Olho por olho, dente por dente, deixa todo mundo cego e banguela
Publicado
emAs recentes atrocidades que estão cometendo árabes, judeus, cristãos e muçulmanos no Oriente Médio nos lembram os massacres no primeiro século da era cristã, quando os fiéis da nova religião eram sacrificados pelos romanos politeístas, inclusive destruindo o templo de Jerusalém, em 70 d.C.
Mas precisa refletir sobre o fato de que a perseguição promovida pelos Imperadores de Roma não deixou de ser uma resposta aos cristãos da Palestina que foram até à capital da Itália impor o culto de Jesus Cristo como único Deus, desprezando a pluralidade das divindades tradicionais (Júpiter, Vênus, Ísis, Osíris etc.) veneradas pelos povos de cultura greco-romana ou egípcia.
Supõe-se que os habitantes da antiga Itália não se teriam se oposto em colocar mais uma divindade, “o Deus que faltava” (como Fernando Pessoa definiu Cristo), no seu Panteão, o templo que abrigava todos os deuses nacionais e estrangeiros. Este monumento ainda hoje é muito visitado em Roma. Pensando com rigor histórico, os cristãos foram os primeiros a não respeitar a liberdade de culto dos pagãos, ao querer impor apenas seu Deus como único e verdadeiro.

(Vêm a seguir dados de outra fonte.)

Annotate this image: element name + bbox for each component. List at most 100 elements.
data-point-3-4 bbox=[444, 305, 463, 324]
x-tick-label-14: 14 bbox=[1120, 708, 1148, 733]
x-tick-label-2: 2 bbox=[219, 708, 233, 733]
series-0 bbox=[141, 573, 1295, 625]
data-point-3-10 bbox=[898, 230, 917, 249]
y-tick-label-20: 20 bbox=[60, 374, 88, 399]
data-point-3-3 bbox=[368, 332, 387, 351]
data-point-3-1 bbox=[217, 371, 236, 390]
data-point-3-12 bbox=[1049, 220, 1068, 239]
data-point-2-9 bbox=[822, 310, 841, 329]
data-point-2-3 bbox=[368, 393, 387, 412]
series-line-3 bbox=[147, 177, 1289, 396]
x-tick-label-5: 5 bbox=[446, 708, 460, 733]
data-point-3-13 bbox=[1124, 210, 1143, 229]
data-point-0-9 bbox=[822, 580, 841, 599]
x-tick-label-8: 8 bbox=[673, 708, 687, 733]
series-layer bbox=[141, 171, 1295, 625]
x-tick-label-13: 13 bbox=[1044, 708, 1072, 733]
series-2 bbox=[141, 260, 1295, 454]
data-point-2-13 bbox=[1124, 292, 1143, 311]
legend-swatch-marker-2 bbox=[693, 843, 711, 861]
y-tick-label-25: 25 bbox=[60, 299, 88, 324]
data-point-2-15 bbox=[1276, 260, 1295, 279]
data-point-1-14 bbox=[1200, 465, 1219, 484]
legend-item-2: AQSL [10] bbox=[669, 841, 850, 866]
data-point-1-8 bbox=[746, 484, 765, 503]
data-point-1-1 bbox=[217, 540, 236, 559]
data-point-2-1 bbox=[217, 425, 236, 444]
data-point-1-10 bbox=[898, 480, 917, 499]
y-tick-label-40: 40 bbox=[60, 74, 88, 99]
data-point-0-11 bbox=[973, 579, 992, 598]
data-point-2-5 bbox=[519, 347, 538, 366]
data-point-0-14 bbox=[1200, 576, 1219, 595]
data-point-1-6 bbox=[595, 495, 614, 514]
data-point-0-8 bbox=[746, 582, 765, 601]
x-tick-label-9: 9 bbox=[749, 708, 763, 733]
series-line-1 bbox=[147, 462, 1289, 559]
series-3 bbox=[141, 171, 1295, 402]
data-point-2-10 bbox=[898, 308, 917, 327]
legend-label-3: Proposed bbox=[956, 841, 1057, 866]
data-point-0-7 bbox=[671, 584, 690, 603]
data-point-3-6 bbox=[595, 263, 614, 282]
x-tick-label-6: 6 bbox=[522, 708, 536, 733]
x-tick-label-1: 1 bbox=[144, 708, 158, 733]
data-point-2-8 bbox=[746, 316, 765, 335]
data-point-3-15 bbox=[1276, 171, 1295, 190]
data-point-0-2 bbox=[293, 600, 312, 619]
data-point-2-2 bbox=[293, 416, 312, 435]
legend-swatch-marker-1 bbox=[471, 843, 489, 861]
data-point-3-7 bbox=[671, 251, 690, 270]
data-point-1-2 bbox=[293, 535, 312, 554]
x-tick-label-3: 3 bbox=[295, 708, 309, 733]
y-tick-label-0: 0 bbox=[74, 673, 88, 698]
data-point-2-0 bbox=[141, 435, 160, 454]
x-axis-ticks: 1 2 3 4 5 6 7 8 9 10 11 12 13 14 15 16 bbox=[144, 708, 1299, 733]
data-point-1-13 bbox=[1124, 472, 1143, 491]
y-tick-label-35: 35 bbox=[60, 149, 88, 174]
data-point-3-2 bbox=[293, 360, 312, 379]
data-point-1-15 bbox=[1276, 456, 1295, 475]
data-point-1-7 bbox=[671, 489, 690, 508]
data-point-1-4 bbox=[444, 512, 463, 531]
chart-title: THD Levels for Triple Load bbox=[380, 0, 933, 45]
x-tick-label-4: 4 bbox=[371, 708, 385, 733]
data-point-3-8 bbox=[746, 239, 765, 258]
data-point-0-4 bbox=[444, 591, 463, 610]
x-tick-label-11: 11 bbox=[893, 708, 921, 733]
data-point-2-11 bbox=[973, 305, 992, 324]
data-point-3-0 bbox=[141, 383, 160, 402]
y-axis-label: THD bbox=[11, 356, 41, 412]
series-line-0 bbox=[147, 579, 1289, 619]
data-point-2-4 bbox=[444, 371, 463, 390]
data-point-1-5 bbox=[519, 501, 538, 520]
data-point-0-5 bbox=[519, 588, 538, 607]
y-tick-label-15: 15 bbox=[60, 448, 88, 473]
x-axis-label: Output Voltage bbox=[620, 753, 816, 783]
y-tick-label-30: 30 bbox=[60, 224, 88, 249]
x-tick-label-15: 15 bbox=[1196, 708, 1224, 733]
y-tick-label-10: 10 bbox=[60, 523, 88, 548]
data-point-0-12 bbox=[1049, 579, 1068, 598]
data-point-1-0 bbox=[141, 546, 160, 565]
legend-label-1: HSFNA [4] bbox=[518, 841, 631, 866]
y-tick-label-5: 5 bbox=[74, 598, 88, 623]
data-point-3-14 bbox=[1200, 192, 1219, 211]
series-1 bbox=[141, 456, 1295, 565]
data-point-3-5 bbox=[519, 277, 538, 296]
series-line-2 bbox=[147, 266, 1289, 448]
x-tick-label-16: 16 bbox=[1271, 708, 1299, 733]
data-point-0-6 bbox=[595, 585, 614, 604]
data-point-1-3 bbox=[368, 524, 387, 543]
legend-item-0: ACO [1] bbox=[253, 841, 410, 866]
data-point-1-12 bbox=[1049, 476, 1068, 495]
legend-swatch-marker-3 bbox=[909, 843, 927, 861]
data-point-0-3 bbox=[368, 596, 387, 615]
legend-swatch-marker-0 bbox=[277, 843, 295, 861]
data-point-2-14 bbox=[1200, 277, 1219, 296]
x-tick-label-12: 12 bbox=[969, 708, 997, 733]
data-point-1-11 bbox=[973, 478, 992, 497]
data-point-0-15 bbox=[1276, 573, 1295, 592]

O problema crucial de todas as crenças no sobrenatural é a presunção e a intolerância. Fanáticos de uma religião se sentem na obrigação moral de impor dogmas de fé e de ética, apregoados pelos seus profetas como absolutos, pois inquestionáveis. A meu ver, o que provoca o atraso da humanidade é a crença nas palavras de homens que têm a pretensão de impor doutrinas e normas de vida em nome de um Deus.
Vou tomar, apenas como exemplo, o Apóstolo João, autor do “Apocalipse”, o último livro do Novo Testamento, considerado sagrado pela Igreja Católica. Estava ele desterrado em Patmos, pequena ilha no mar Egeu, na costa da Ásia Menor, por volta do ano 95, quando teria recebido uma revelação (em grego “apocalipse”) de Jesus Cristo, que lhe mostrara a luta entre anjos e demônios e o iminente fim do mundo, pois logo haveria o Juízo Final com a ressurreição dos corpos, a premiação dos bons e a condenação dos maus.
Se os Quatro Cavaleiros do Apocalipse (símbolos da Guerra, Peste, Fome e Morte), cuja chegada foi profetizada como imediata (e já se passaram quase dois milênios sem que o mundo acabasse!), como podemos ainda acreditar que a palavra de João Evangelista seja divina? Na verdade, o livro do Apocalipse pertence a um gênero literário especial, chamado escatológico (em grego “fim dos tempos”), próprio da época de perseguições religiosas. Através de imagens simbólicas, projeta-se a existência de uma vida futura sobrenatural, a fim de consolar ofendidos e deprimidos, infundindo-lhes coragem com a certeza de que a vitória final será dos bons. Trata-se, portanto, de ficção de auto-ajuda e não de verdade divina.
A literatura apocalíptica existe antes e depois do Apóstolo João. O profeta Daniel, do Velho Testamento, figura proeminente da corte de Babilônia, já escrevera sobre visões apocalípticas. No sétimo século d.C, Maomé, considerado o terceiro e último Profeta depois de Moisés e Jesus Cristo, fundou a religião islâmica, estimulado por uma presumida aparição do arcanjo Gabriel. Curiosa é a lenda sobre sua morte: acometido de um mal súbito, no ano de 632, da Cúpula do Rochedo em Jerusalém teria ascendido ao céu envolvido numa nuvem.
É lícito perguntar como isso foi possível se Maomé nunca esteve em Jerusalém e a referida mesquita foi construída pelo califa Abd al-Malik em 669, bem depois da morte do Profeta, portanto. Os crentes de qualquer religião estão propensos a acreditar mais na palavra dos seguidores de profetas do que no fato histórico ou na verdade científica. Pessoalmente, Moisés, Cristo e Maomé não deixaram nada por escrito.
Seria melhor que, em lugar de esperarmos a salvação por parte de divindades ou políticos carismáticos, nos esforçássemos em construir uma democracia fundamentada na justiça social e na ajuda mútua entre cidadãos e nações, pois ninguém pode ser feliz no meio da miséria. A persistente guerra entre o ódio histórico de judeus contra árabes e a Jihad islâmica, que prega a destruição do Estado de Israel, constitui o verdadeiro apocalipse moderno. O preceito bíblico “olho por olho, dente por dente” deixa todo o mundo cego e banguela.